Comment ne pas rire encore en voyant Nicolas Silberg et Hélène Surgère assis, nus, dans de grands fauteuils, devant un feu de cheminée ? La caméra les cadre de dos et ils se donnent la main sur fond de flammes... Une vraie photo publicitaire pour chaumière restaurée. Comment' garder son sérieux en écoutant les dialogues grotesques mis dans la bouche de cette potiche de Nicolas Silberg et de cette fausse grande dame qu’est Hélène Surgère ?
Le comble est atteint dans i'avant-dernière séquence, entièrement démarquée de L'Aigle à deux têtes. Même subterfuge, même retournement de situation (1 ). Mais les deux monstres sacrés, Feuillère-Marais sont remplacés par deux ringards et l’on regarde, atterré, partagé entre la désolation et l'hilarité, la reine des pharmaciennes mourir dans les bras du garagiste amoureux. Vecchiali ne résiste même pas à la tentation de filmer la fenêtre dont les rideaux s’agitent, évoquant de manière risible la fameuse fenêtre de la pièce de Jean Cocteau, d’où la reine, s’accrochant aux rideaux, se montre à ses troupes. On dirait un A la manière de de Paul Reboux.

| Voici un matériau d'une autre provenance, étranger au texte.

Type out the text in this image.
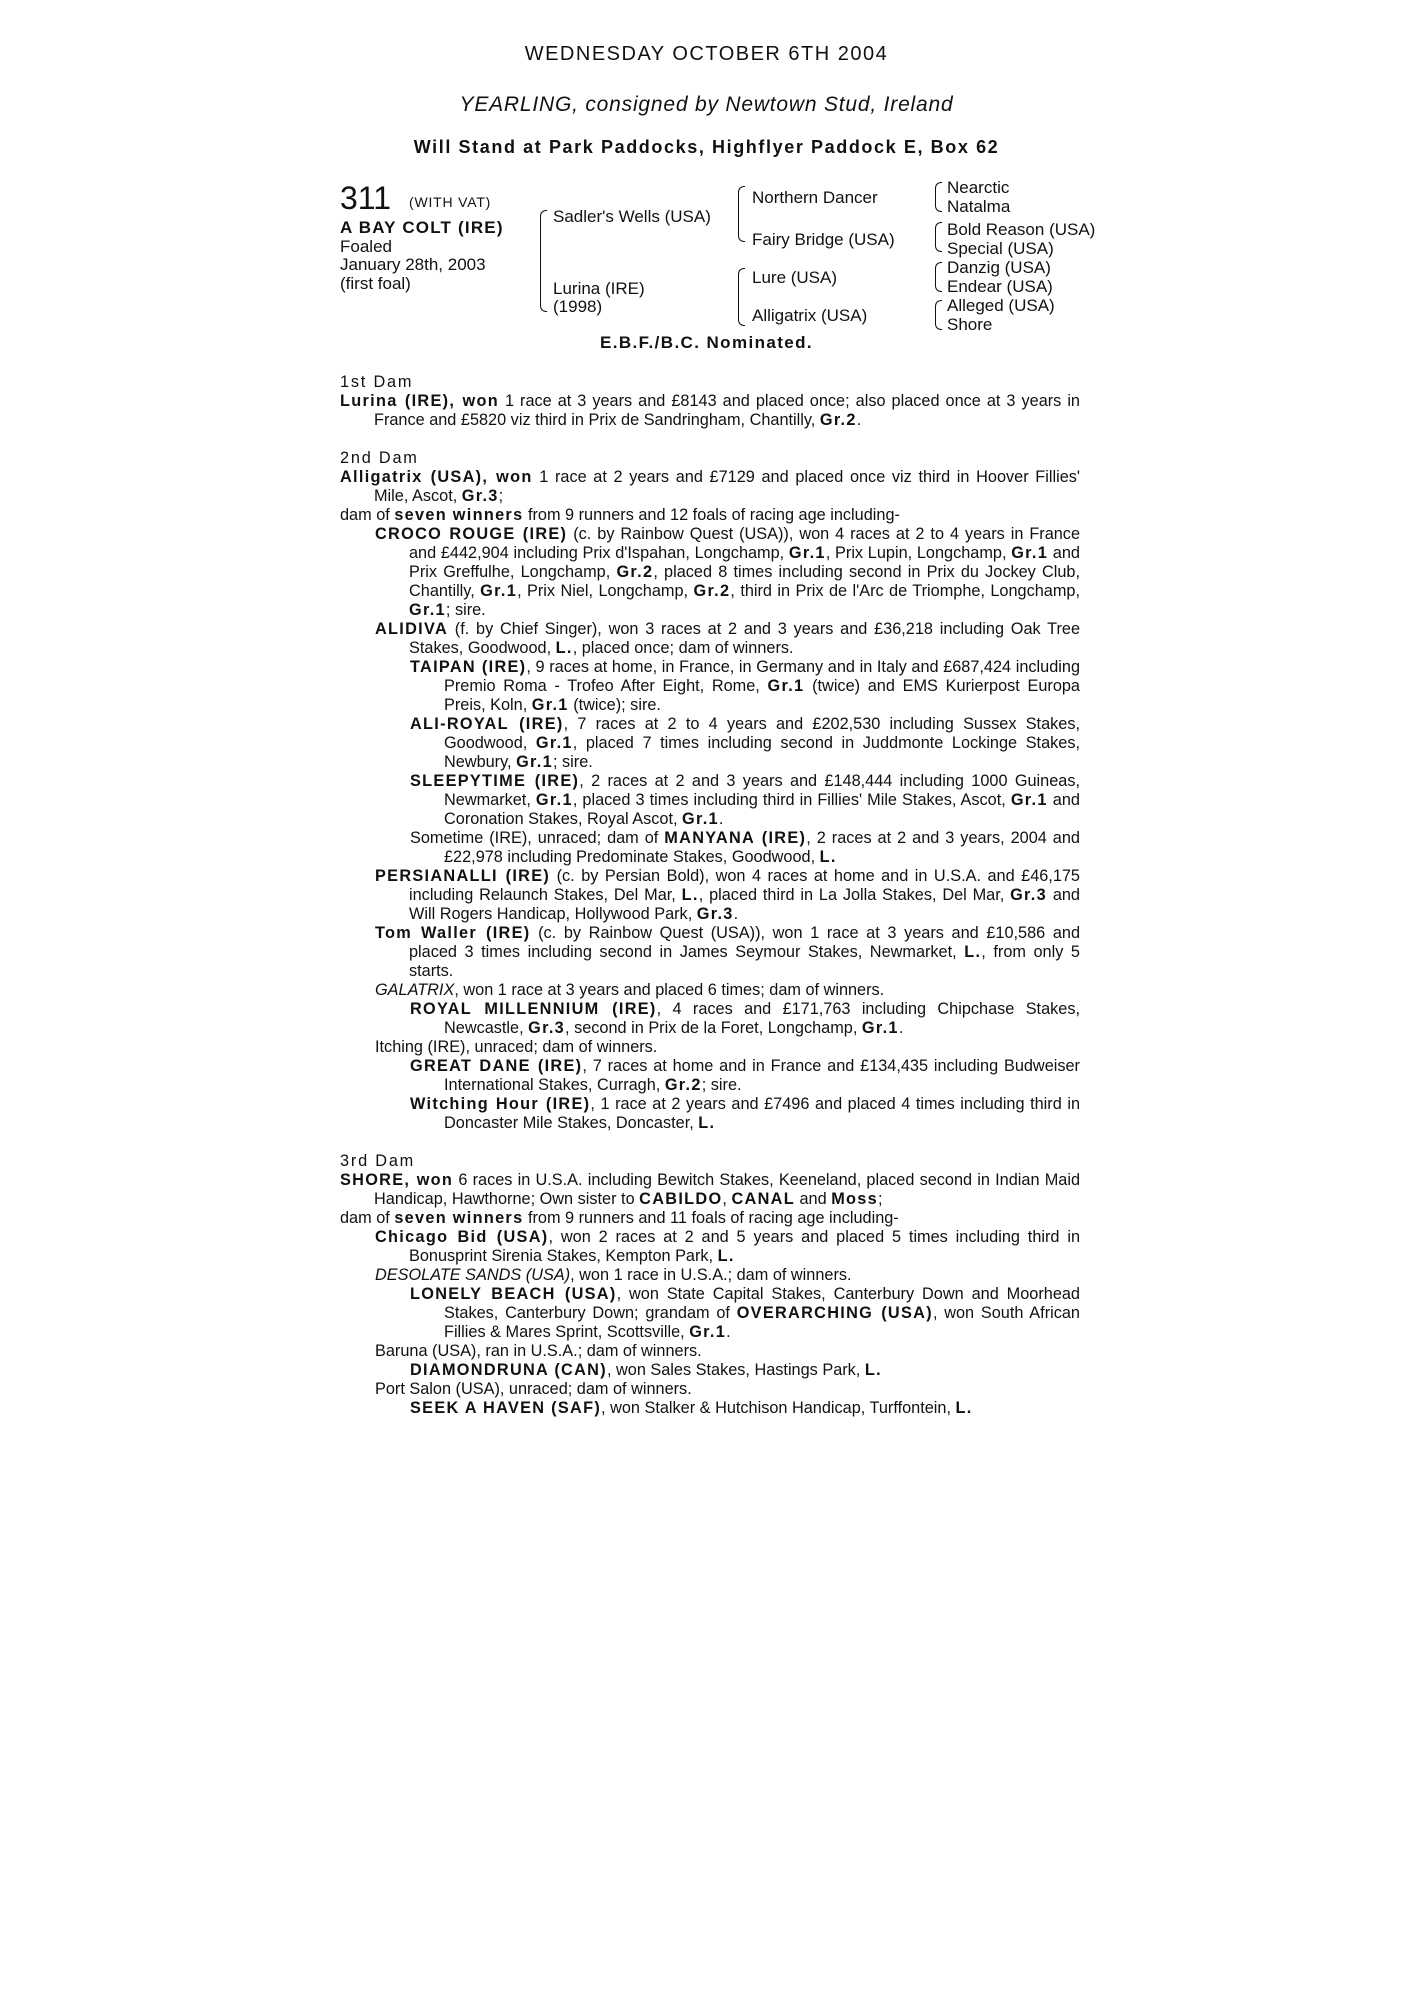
WEDNESDAY OCTOBER 6TH 2004
YEARLING, consigned by Newtown Stud, Ireland
Will Stand at Park Paddocks, Highflyer Paddock E, Box 62
311 (WITH VAT)
A BAY COLT (IRE)
Foaled
January 28th, 2003
(first foal)
Sadler's Wells (USA)
Lurina (IRE)
(1998)
Northern Dancer
Fairy Bridge (USA)
Lure (USA)
Alligatrix (USA)
Nearctic
Natalma
Bold Reason (USA)
Special (USA)
Danzig (USA)
Endear (USA)
Alleged (USA)
Shore
E.B.F./B.C. Nominated.
1st Dam
Lurina (IRE), won 1 race at 3 years and £8143 and placed once; also placed once at 3 years in France and £5820 viz third in Prix de Sandringham, Chantilly, Gr.2.
2nd Dam
Alligatrix (USA), won 1 race at 2 years and £7129 and placed once viz third in Hoover Fillies' Mile, Ascot, Gr.3;
dam of seven winners from 9 runners and 12 foals of racing age including-
CROCO ROUGE (IRE) (c. by Rainbow Quest (USA)), won 4 races at 2 to 4 years in France and £442,904 including Prix d'Ispahan, Longchamp, Gr.1, Prix Lupin, Longchamp, Gr.1 and Prix Greffulhe, Longchamp, Gr.2, placed 8 times including second in Prix du Jockey Club, Chantilly, Gr.1, Prix Niel, Longchamp, Gr.2, third in Prix de l'Arc de Triomphe, Longchamp, Gr.1; sire.
ALIDIVA (f. by Chief Singer), won 3 races at 2 and 3 years and £36,218 including Oak Tree Stakes, Goodwood, L., placed once; dam of winners.
TAIPAN (IRE), 9 races at home, in France, in Germany and in Italy and £687,424 including Premio Roma - Trofeo After Eight, Rome, Gr.1 (twice) and EMS Kurierpost Europa Preis, Koln, Gr.1 (twice); sire.
ALI-ROYAL (IRE), 7 races at 2 to 4 years and £202,530 including Sussex Stakes, Goodwood, Gr.1, placed 7 times including second in Juddmonte Lockinge Stakes, Newbury, Gr.1; sire.
SLEEPYTIME (IRE), 2 races at 2 and 3 years and £148,444 including 1000 Guineas, Newmarket, Gr.1, placed 3 times including third in Fillies' Mile Stakes, Ascot, Gr.1 and Coronation Stakes, Royal Ascot, Gr.1.
Sometime (IRE), unraced; dam of MANYANA (IRE), 2 races at 2 and 3 years, 2004 and £22,978 including Predominate Stakes, Goodwood, L.
PERSIANALLI (IRE) (c. by Persian Bold), won 4 races at home and in U.S.A. and £46,175 including Relaunch Stakes, Del Mar, L., placed third in La Jolla Stakes, Del Mar, Gr.3 and Will Rogers Handicap, Hollywood Park, Gr.3.
Tom Waller (IRE) (c. by Rainbow Quest (USA)), won 1 race at 3 years and £10,586 and placed 3 times including second in James Seymour Stakes, Newmarket, L., from only 5 starts.
GALATRIX, won 1 race at 3 years and placed 6 times; dam of winners.
ROYAL MILLENNIUM (IRE), 4 races and £171,763 including Chipchase Stakes, Newcastle, Gr.3, second in Prix de la Foret, Longchamp, Gr.1.
Itching (IRE), unraced; dam of winners.
GREAT DANE (IRE), 7 races at home and in France and £134,435 including Budweiser International Stakes, Curragh, Gr.2; sire.
Witching Hour (IRE), 1 race at 2 years and £7496 and placed 4 times including third in Doncaster Mile Stakes, Doncaster, L.
3rd Dam
SHORE, won 6 races in U.S.A. including Bewitch Stakes, Keeneland, placed second in Indian Maid Handicap, Hawthorne; Own sister to CABILDO, CANAL and Moss;
dam of seven winners from 9 runners and 11 foals of racing age including-
Chicago Bid (USA), won 2 races at 2 and 5 years and placed 5 times including third in Bonusprint Sirenia Stakes, Kempton Park, L.
DESOLATE SANDS (USA), won 1 race in U.S.A.; dam of winners.
LONELY BEACH (USA), won State Capital Stakes, Canterbury Down and Moorhead Stakes, Canterbury Down; grandam of OVERARCHING (USA), won South African Fillies & Mares Sprint, Scottsville, Gr.1.
Baruna (USA), ran in U.S.A.; dam of winners.
DIAMONDRUNA (CAN), won Sales Stakes, Hastings Park, L.
Port Salon (USA), unraced; dam of winners.
SEEK A HAVEN (SAF), won Stalker & Hutchison Handicap, Turffontein, L.
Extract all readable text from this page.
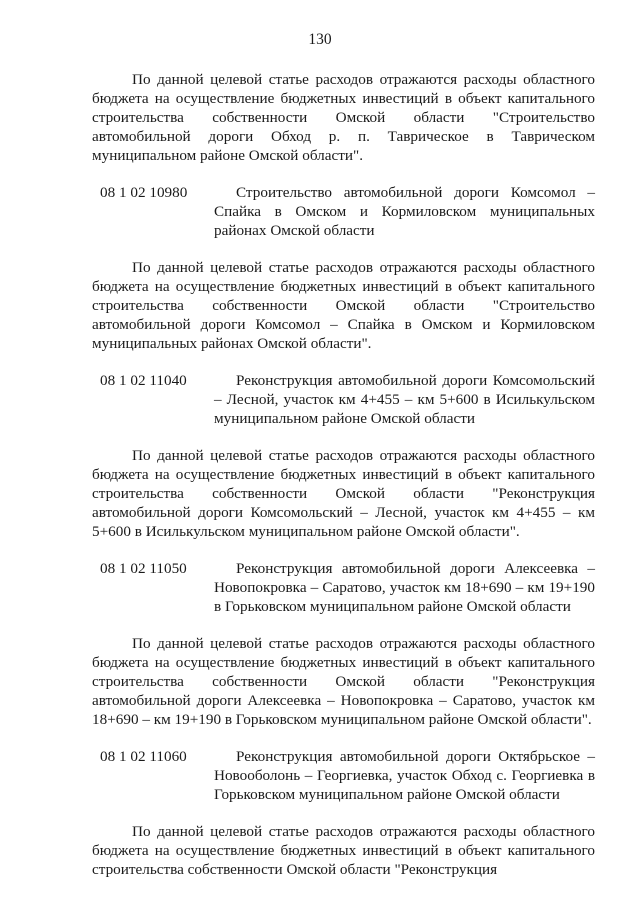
130

По данной целевой статье расходов отражаются расходы областного бюджета на осуществление бюджетных инвестиций в объект капитального строительства собственности Омской области "Строительство автомобильной дороги Обход р. п. Таврическое в Таврическом муниципальном районе Омской области".

08 1 02 10980	Строительство автомобильной дороги Комсомол – Спайка в Омском и Кормиловском муниципальных районах Омской области

По данной целевой статье расходов отражаются расходы областного бюджета на осуществление бюджетных инвестиций в объект капитального строительства собственности Омской области "Строительство автомобильной дороги Комсомол – Спайка в Омском и Кормиловском муниципальных районах Омской области".

08 1 02 11040	Реконструкция автомобильной дороги Комсомольский – Лесной, участок км 4+455 – км 5+600 в Исилькульском муниципальном районе Омской области

По данной целевой статье расходов отражаются расходы областного бюджета на осуществление бюджетных инвестиций в объект капитального строительства собственности Омской области "Реконструкция автомобильной дороги Комсомольский – Лесной, участок км 4+455 – км 5+600 в Исилькульском муниципальном районе Омской области".

08 1 02 11050	Реконструкция автомобильной дороги Алексеевка – Новопокровка – Саратово, участок км 18+690 – км 19+190 в Горьковском муниципальном районе Омской области

По данной целевой статье расходов отражаются расходы областного бюджета на осуществление бюджетных инвестиций в объект капитального строительства собственности Омской области "Реконструкция автомобильной дороги Алексеевка – Новопокровка – Саратово, участок км 18+690 – км 19+190 в Горьковском муниципальном районе Омской области".

08 1 02 11060	Реконструкция автомобильной дороги Октябрьское – Новооболонь – Георгиевка, участок Обход с. Георгиевка в Горьковском муниципальном районе Омской области

По данной целевой статье расходов отражаются расходы областного бюджета на осуществление бюджетных инвестиций в объект капитального строительства собственности Омской области "Реконструкция
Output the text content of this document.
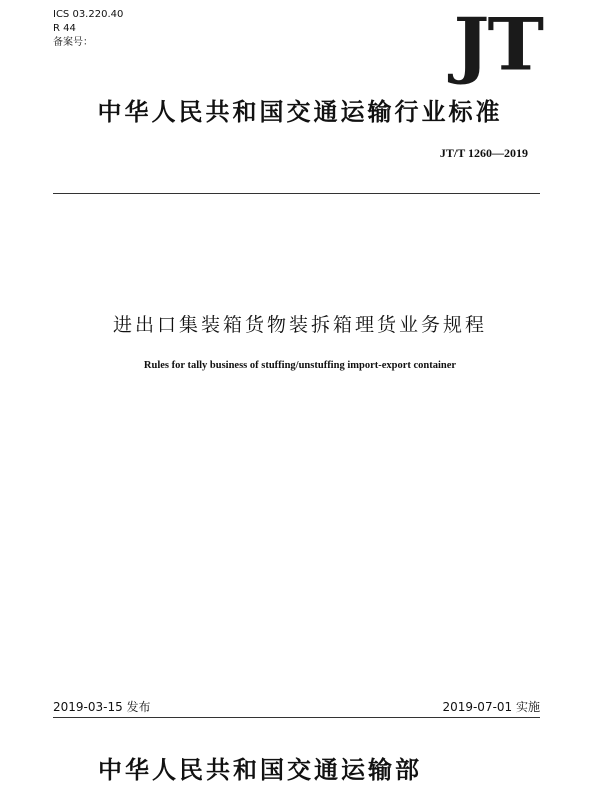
ICS 03.220.40
R 44
备案号：	JT
中华人民共和国交通运输行业标准
JT/T 1260—2019
进出口集装箱货物装拆箱理货业务规程
Rules for tally business of stuffing/unstuffing import-export container
2019-03-15 发布	2019-07-01 实施
中华人民共和国交通运输部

Seule, la grande Madeleine Robinson sauve ce qu'elle peut de ce roman de gare. Il suffit qu’elle paraisse et soudain — enfin — quelque chose se passe sur l’écran. Malheureusement, elle n’est pas souvent là ! On doit deux autres moments justes et vrais à Daniele Gain et Christine Murillo.
Claude-Marie Trémois
(1) A cela près que dans la pièce de Cocleau la reine ne s’empoîsonne pas mais compte sur Stanislas pour la tuer en lui faisant croire — comme notre pharmacienne à Pierrot — qu’elle ne l'a jamais aimé.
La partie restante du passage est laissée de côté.